Data plane “Programmability” in principle should be discarded
If the address is only “a node's attachment to a link”.
I do not want to mention “locator” and “argument” because any programmability 
is blocked by such address definition.
I hope we do not want to move everything to the control plane again.
It was a nice idea to shift states from the control plane and forwarding tables 
to the packet itself.
The call to follow “a node's attachment to a link” rule is somehow equivalent 
to “close SPRING wg”.
Ed/
From: ipv6 [mailto:ipv6-boun...@ietf.org] On Behalf Of Robert Raszuk
Sent: Thursday, October 7, 2021 1:32 PM
To: Nick Hilliard <n...@foobar.org>
Cc: Ron Bonica <rbonica=40juniper....@dmarc.ietf.org>; SPRING WG 
<spring@ietf.org>; 6...@ietf.org
Subject: Re: [spring] draft-filsfilscheng-spring-srv6-srh-compression-02

Nick,

Ok let's zoom on your point.

IPv6  Addressing Architecture RFC says:

IPv6 addresses are 128-bit identifiers for interfaces and sets of
   interfaces (where "interface" is as defined in Section 2 of [IPV6]).
   There are three types of addresses:

    Unicast:   An identifier for a single interface.  A packet sent to a
               unicast address is delivered to the interface identified
               by that address.

So what is left to check is what the definition of the "interface" is.

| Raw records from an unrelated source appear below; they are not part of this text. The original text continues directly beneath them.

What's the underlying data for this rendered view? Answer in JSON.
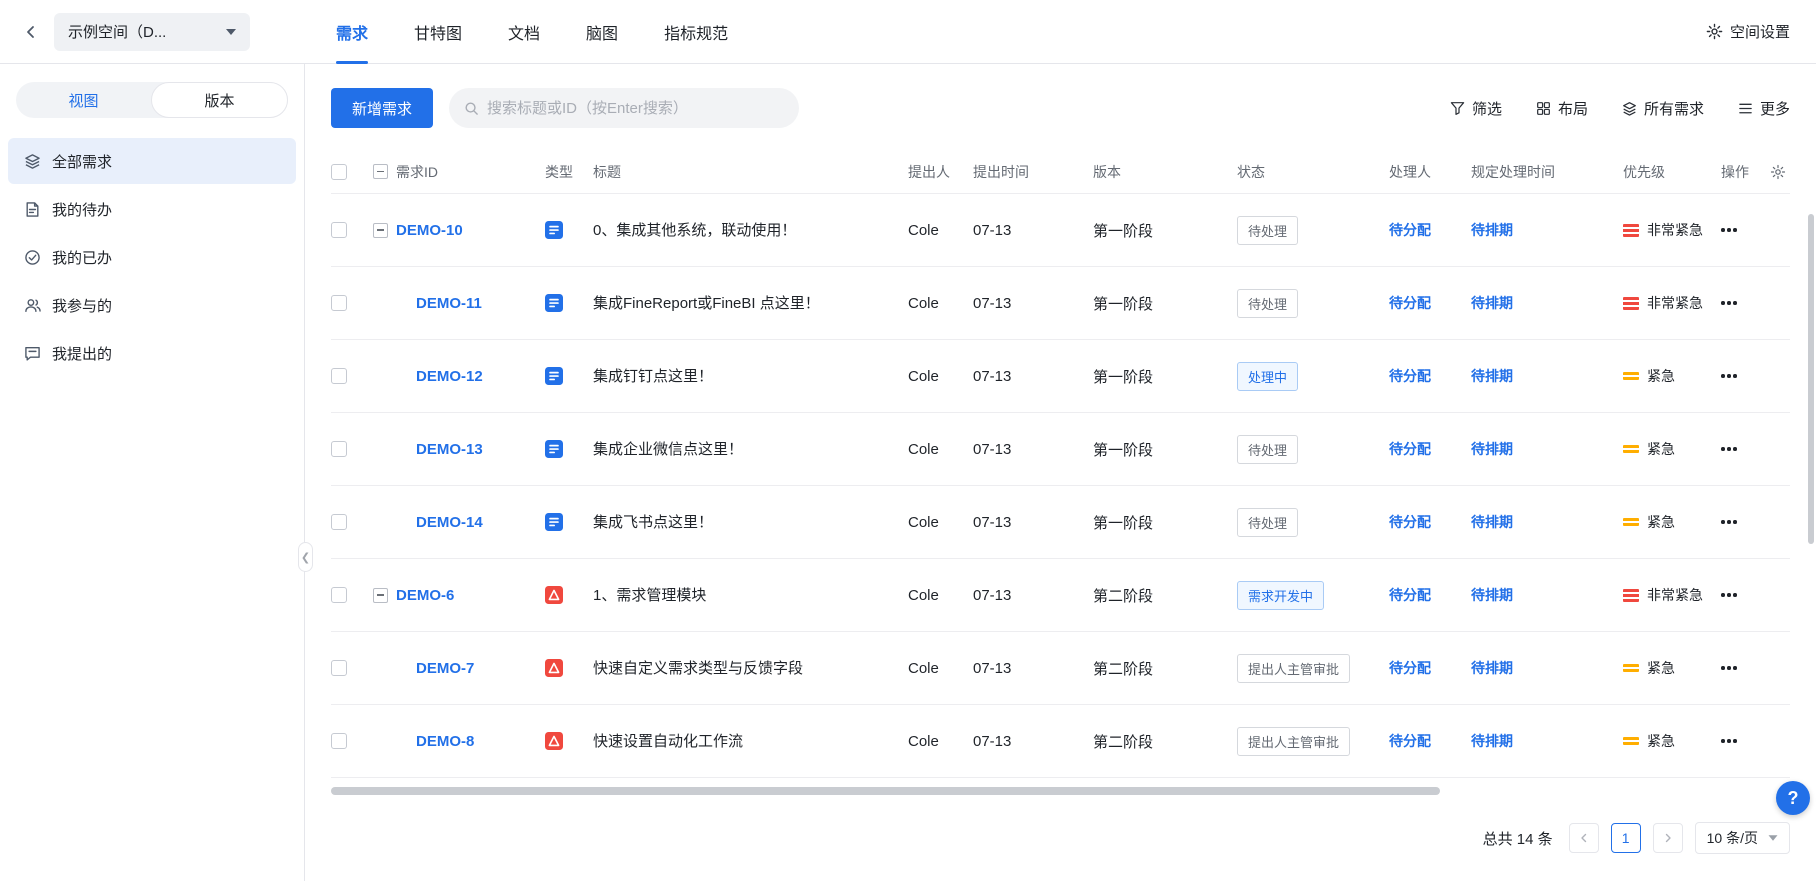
{
  "colors": {
    "accent": "#2270E8",
    "priority_high": "#F0483E",
    "priority_urgent": "#FFAE00"
  },
  "header": {
    "space_selector_label": "示例空间（D...",
    "tabs": [
      {
        "label": "需求",
        "active": true
      },
      {
        "label": "甘特图",
        "active": false
      },
      {
        "label": "文档",
        "active": false
      },
      {
        "label": "脑图",
        "active": false
      },
      {
        "label": "指标规范",
        "active": false
      }
    ],
    "settings_label": "空间设置"
  },
  "sidebar": {
    "segmented": {
      "left": "视图",
      "right": "版本",
      "active": "视图"
    },
    "items": [
      {
        "label": "全部需求",
        "icon": "layers-icon",
        "active": true
      },
      {
        "label": "我的待办",
        "icon": "document-icon",
        "active": false
      },
      {
        "label": "我的已办",
        "icon": "check-circle-icon",
        "active": false
      },
      {
        "label": "我参与的",
        "icon": "people-icon",
        "active": false
      },
      {
        "label": "我提出的",
        "icon": "comment-icon",
        "active": false
      }
    ]
  },
  "toolbar": {
    "new_button_label": "新增需求",
    "search_placeholder": "搜索标题或ID（按Enter搜索）",
    "actions": [
      {
        "label": "筛选",
        "icon": "filter-icon"
      },
      {
        "label": "布局",
        "icon": "layout-icon"
      },
      {
        "label": "所有需求",
        "icon": "stack-icon"
      },
      {
        "label": "更多",
        "icon": "list-icon"
      }
    ]
  },
  "table": {
    "columns": {
      "id": "需求ID",
      "type": "类型",
      "title": "标题",
      "proposer": "提出人",
      "proposed_time": "提出时间",
      "version": "版本",
      "status": "状态",
      "handler": "处理人",
      "scheduled_time": "规定处理时间",
      "priority": "优先级",
      "actions": "操作"
    },
    "rows": [
      {
        "id": "DEMO-10",
        "collapsible": true,
        "child": false,
        "type": "doc",
        "title": "0、集成其他系统，联动使用！",
        "proposer": "Cole",
        "proposed_time": "07-13",
        "version": "第一阶段",
        "status": "待处理",
        "status_style": "gray",
        "handler": "待分配",
        "scheduled_time": "待排期",
        "priority": "非常紧急",
        "priority_level": "red"
      },
      {
        "id": "DEMO-11",
        "collapsible": false,
        "child": true,
        "type": "doc",
        "title": "集成FineReport或FineBI 点这里！",
        "proposer": "Cole",
        "proposed_time": "07-13",
        "version": "第一阶段",
        "status": "待处理",
        "status_style": "gray",
        "handler": "待分配",
        "scheduled_time": "待排期",
        "priority": "非常紧急",
        "priority_level": "red"
      },
      {
        "id": "DEMO-12",
        "collapsible": false,
        "child": true,
        "type": "doc",
        "title": "集成钉钉点这里！",
        "proposer": "Cole",
        "proposed_time": "07-13",
        "version": "第一阶段",
        "status": "处理中",
        "status_style": "blue",
        "handler": "待分配",
        "scheduled_time": "待排期",
        "priority": "紧急",
        "priority_level": "orange"
      },
      {
        "id": "DEMO-13",
        "collapsible": false,
        "child": true,
        "type": "doc",
        "title": "集成企业微信点这里！",
        "proposer": "Cole",
        "proposed_time": "07-13",
        "version": "第一阶段",
        "status": "待处理",
        "status_style": "gray",
        "handler": "待分配",
        "scheduled_time": "待排期",
        "priority": "紧急",
        "priority_level": "orange"
      },
      {
        "id": "DEMO-14",
        "collapsible": false,
        "child": true,
        "type": "doc",
        "title": "集成飞书点这里！",
        "proposer": "Cole",
        "proposed_time": "07-13",
        "version": "第一阶段",
        "status": "待处理",
        "status_style": "gray",
        "handler": "待分配",
        "scheduled_time": "待排期",
        "priority": "紧急",
        "priority_level": "orange"
      },
      {
        "id": "DEMO-6",
        "collapsible": true,
        "child": false,
        "type": "task",
        "title": "1、需求管理模块",
        "proposer": "Cole",
        "proposed_time": "07-13",
        "version": "第二阶段",
        "status": "需求开发中",
        "status_style": "blue",
        "handler": "待分配",
        "scheduled_time": "待排期",
        "priority": "非常紧急",
        "priority_level": "red"
      },
      {
        "id": "DEMO-7",
        "collapsible": false,
        "child": true,
        "type": "task",
        "title": "快速自定义需求类型与反馈字段",
        "proposer": "Cole",
        "proposed_time": "07-13",
        "version": "第二阶段",
        "status": "提出人主管审批",
        "status_style": "gray",
        "handler": "待分配",
        "scheduled_time": "待排期",
        "priority": "紧急",
        "priority_level": "orange"
      },
      {
        "id": "DEMO-8",
        "collapsible": false,
        "child": true,
        "type": "task",
        "title": "快速设置自动化工作流",
        "proposer": "Cole",
        "proposed_time": "07-13",
        "version": "第二阶段",
        "status": "提出人主管审批",
        "status_style": "gray",
        "handler": "待分配",
        "scheduled_time": "待排期",
        "priority": "紧急",
        "priority_level": "orange"
      }
    ]
  },
  "pagination": {
    "total_label": "总共 14 条",
    "current_page": "1",
    "page_size_label": "10 条/页"
  },
  "help_label": "?"
}
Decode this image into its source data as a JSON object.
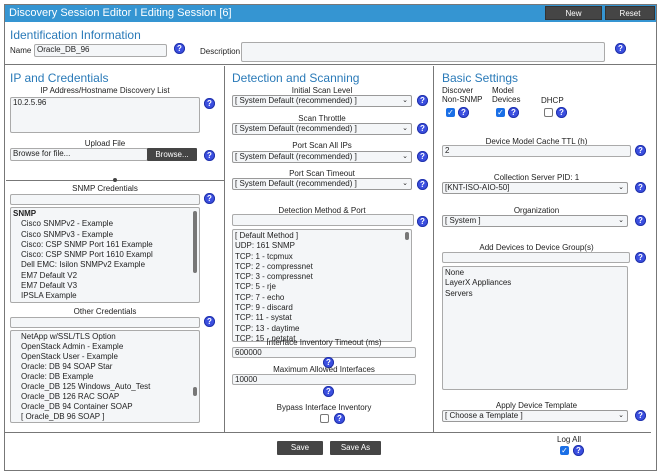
{
  "header": {
    "title": "Discovery Session Editor I Editing Session [6]",
    "new_label": "New",
    "reset_label": "Reset"
  },
  "identification": {
    "heading": "Identification Information",
    "name_label": "Name",
    "name_value": "Oracle_DB_96",
    "description_label": "Description",
    "description_value": ""
  },
  "ip": {
    "heading": "IP and Credentials",
    "discovery_label": "IP Address/Hostname Discovery List",
    "discovery_value": "10.2.5.96",
    "upload_label": "Upload File",
    "upload_placeholder": "Browse for file...",
    "browse_label": "Browse...",
    "snmp_label": "SNMP Credentials",
    "snmp_items": [
      "SNMP",
      "Cisco SNMPv2 - Example",
      "Cisco SNMPv3 - Example",
      "Cisco: CSP SNMP Port 161 Example",
      "Cisco: CSP SNMP Port 1610 Exampl",
      "Dell EMC: Isilon SNMPv2 Example",
      "EM7 Default V2",
      "EM7 Default V3",
      "IPSLA Example"
    ],
    "other_label": "Other Credentials",
    "other_items": [
      "NetApp w/SSL/TLS Option",
      "OpenStack Admin - Example",
      "OpenStack User - Example",
      "Oracle: DB 94 SOAP Star",
      "Oracle: DB Example",
      "Oracle_DB 125 Windows_Auto_Test",
      "Oracle_DB 126 RAC SOAP",
      "Oracle_DB 94 Container SOAP",
      "[ Oracle_DB 96 SOAP ]"
    ]
  },
  "detection": {
    "heading": "Detection and Scanning",
    "initial_scan_label": "Initial Scan Level",
    "initial_scan_value": "[ System Default (recommended) ]",
    "throttle_label": "Scan Throttle",
    "throttle_value": "[ System Default (recommended) ]",
    "port_all_label": "Port Scan All IPs",
    "port_all_value": "[ System Default (recommended) ]",
    "port_timeout_label": "Port Scan Timeout",
    "port_timeout_value": "[ System Default (recommended) ]",
    "method_label": "Detection Method & Port",
    "methods": [
      "[ Default Method ]",
      "UDP: 161 SNMP",
      "TCP: 1 - tcpmux",
      "TCP: 2 - compressnet",
      "TCP: 3 - compressnet",
      "TCP: 5 - rje",
      "TCP: 7 - echo",
      "TCP: 9 - discard",
      "TCP: 11 - systat",
      "TCP: 13 - daytime",
      "TCP: 15 - netstat"
    ],
    "iface_timeout_label": "Interface Inventory Timeout (ms)",
    "iface_timeout_value": "600000",
    "max_iface_label": "Maximum Allowed Interfaces",
    "max_iface_value": "10000",
    "bypass_label": "Bypass Interface Inventory",
    "bypass_checked": false
  },
  "basic": {
    "heading": "Basic Settings",
    "discover_label1": "Discover",
    "discover_label2": "Non-SNMP",
    "discover_checked": true,
    "model_label1": "Model",
    "model_label2": "Devices",
    "model_checked": true,
    "dhcp_label": "DHCP",
    "dhcp_checked": false,
    "cache_label": "Device Model Cache TTL (h)",
    "cache_value": "2",
    "collector_label": "Collection Server PID: 1",
    "collector_value": "[KNT-ISO-AIO-50]",
    "org_label": "Organization",
    "org_value": "[ System ]",
    "group_label": "Add Devices to Device Group(s)",
    "groups": [
      "None",
      "LayerX Appliances",
      "Servers"
    ],
    "template_label": "Apply Device Template",
    "template_value": "[ Choose a Template ]"
  },
  "footer": {
    "save_label": "Save",
    "save_as_label": "Save As",
    "log_all_label": "Log All",
    "log_all_checked": true
  }
}
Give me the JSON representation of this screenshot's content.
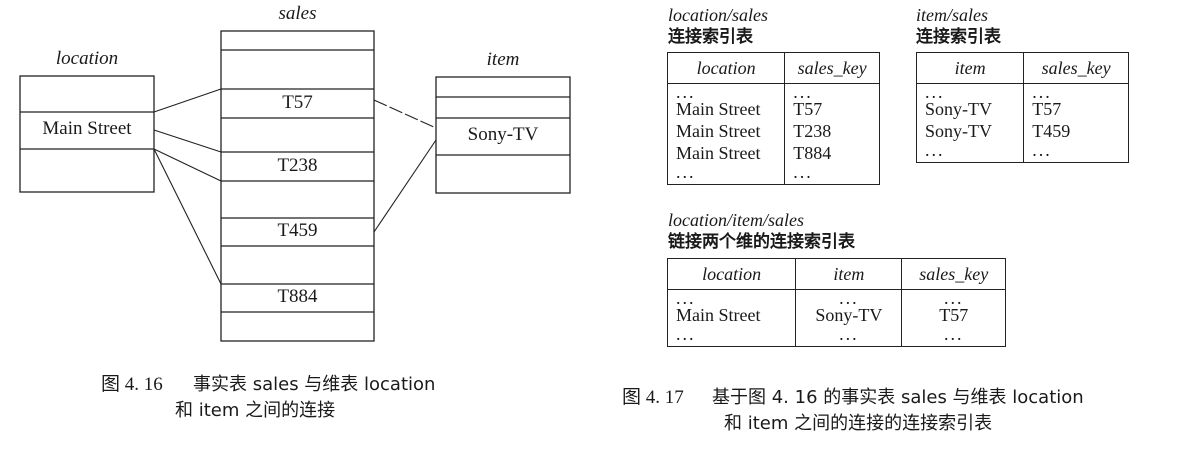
{
  "fig416": {
    "sales_label": "sales",
    "location_label": "location",
    "item_label": "item",
    "location_value": "Main Street",
    "item_value": "Sony-TV",
    "sales_rows": [
      "T57",
      "T238",
      "T459",
      "T884"
    ],
    "caption_num": "图 4. 16",
    "caption_line1": "事实表 sales 与维表 location",
    "caption_line2": "和 item 之间的连接"
  },
  "fig417": {
    "t1_title_en": "location/sales",
    "t1_title_zh": "连接索引表",
    "t1_headers": [
      "location",
      "sales_key"
    ],
    "t1_rows": [
      [
        "...",
        "..."
      ],
      [
        "Main Street",
        "T57"
      ],
      [
        "Main Street",
        "T238"
      ],
      [
        "Main Street",
        "T884"
      ],
      [
        "...",
        "..."
      ]
    ],
    "t2_title_en": "item/sales",
    "t2_title_zh": "连接索引表",
    "t2_headers": [
      "item",
      "sales_key"
    ],
    "t2_rows": [
      [
        "...",
        "..."
      ],
      [
        "Sony-TV",
        "T57"
      ],
      [
        "Sony-TV",
        "T459"
      ],
      [
        "...",
        "..."
      ]
    ],
    "t3_title_en": "location/item/sales",
    "t3_title_zh": "链接两个维的连接索引表",
    "t3_headers": [
      "location",
      "item",
      "sales_key"
    ],
    "t3_rows": [
      [
        "...",
        "...",
        "..."
      ],
      [
        "Main Street",
        "Sony-TV",
        "T57"
      ],
      [
        "...",
        "...",
        "..."
      ]
    ],
    "caption_num": "图 4. 17",
    "caption_line1": "基于图 4. 16 的事实表 sales 与维表 location",
    "caption_line2": "和 item 之间的连接的连接索引表"
  }
}
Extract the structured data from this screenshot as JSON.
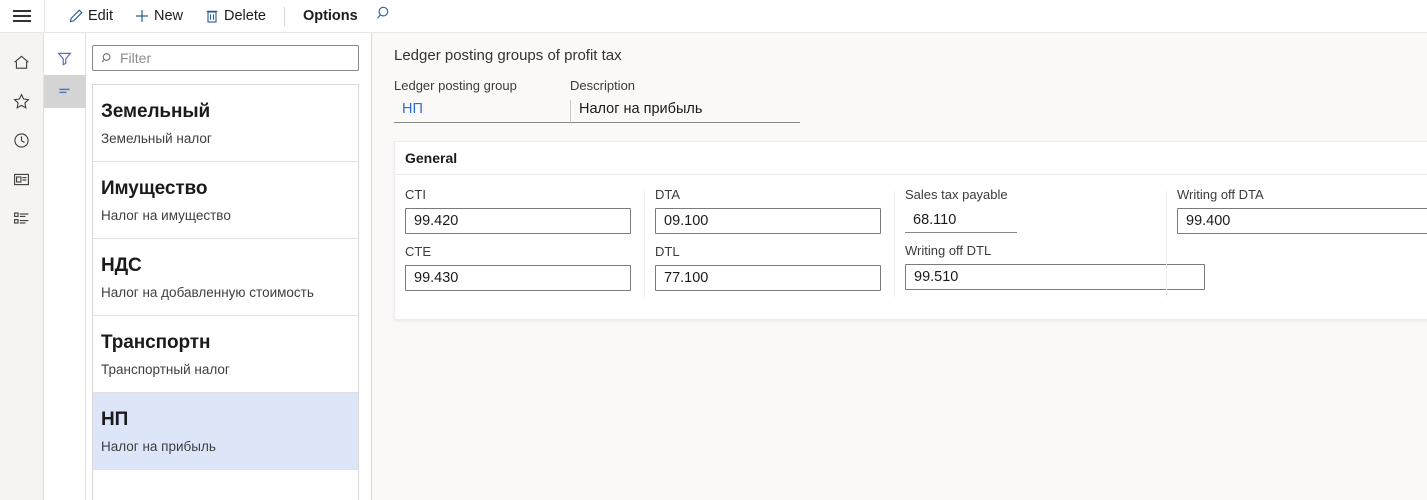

Some folks refer to the definition of the interface as stated verbatim in 
RFC2460/RFC8200:

2.  Terminology

   interface   - a node's attachment to a link.

However we all know that outside of IPv6, SRv6 there are many more types of 
interfaces which are not attached to any link. We use them every day.

RFC7223 did decent job trying to capture what the interface means and divided 
the interfaces into system defined and user defined:

1.1.  Terminology

   The following terms are used within this document:

   o  system-controlled interface: An interface is said to be system-
      controlled if the system creates and deletes the interface
      independently of what has been explicitly configured.  Examples
      are interfaces representing physical hardware that appear and
      disappear when hardware (e.g., a line card or hot-pluggable
      wireless interface) is added or removed.  System-controlled
      interfaces may also appear if a certain functionality is enabled
      (e.g., a loopback interface might appear if the IP protocol stack
      is enabled).

   o  user-controlled interface: An interface is said to be user-
      controlled if the creation of the interface is controlled by
      adding explicit interface configuration to the running
      configuration datastore and the removal of the interface is
      controlled by removing explicit interface configuration from the
      running configuration datastore.  Examples are VLAN interfaces
      configured on a system-controlled Ethernet interface.


So please let's consider reality here, not some badly defined dogmas from the 
stone age.

And if we will, then the SRv6 destination address is the address of a special 
virtual interface in the system. The meaning of the bits outside of the 
routable prefix is up to the interface creator.

If that single sentence is missing in any spec it can be added but to me this 
is obvious.

Cheers,
R.


On Thu, Oct 7, 2021 at 12:14 PM Nick Hilliard 
<n...@foobar.org<mailto:n...@foobar.org>> wrote:
Eduard Metz wrote on 07/10/2021 10:03:
> For my understanding, apart from that the (definition of) SID may not be
> aligned with the literal text in below RFCs, what is the real problem?

the concept of an ipv6 destination address is deeply ingrained in the
ipv6 protocol.  So, looking at this from a deployment point of view, why
does an expediency of the sort suggested in this draft justify changing
the semantics of one of the cornerstones of the ipv6 protocol?

The authors would need to justify this protocol modification on the same
sort of basis that any other ID might be expected to do.  E.g. for
starters, including an analysis of how this would impact or potentially
impact any other RFC which references or implicitly depends on
currently-defined ipv6 addressing semantics.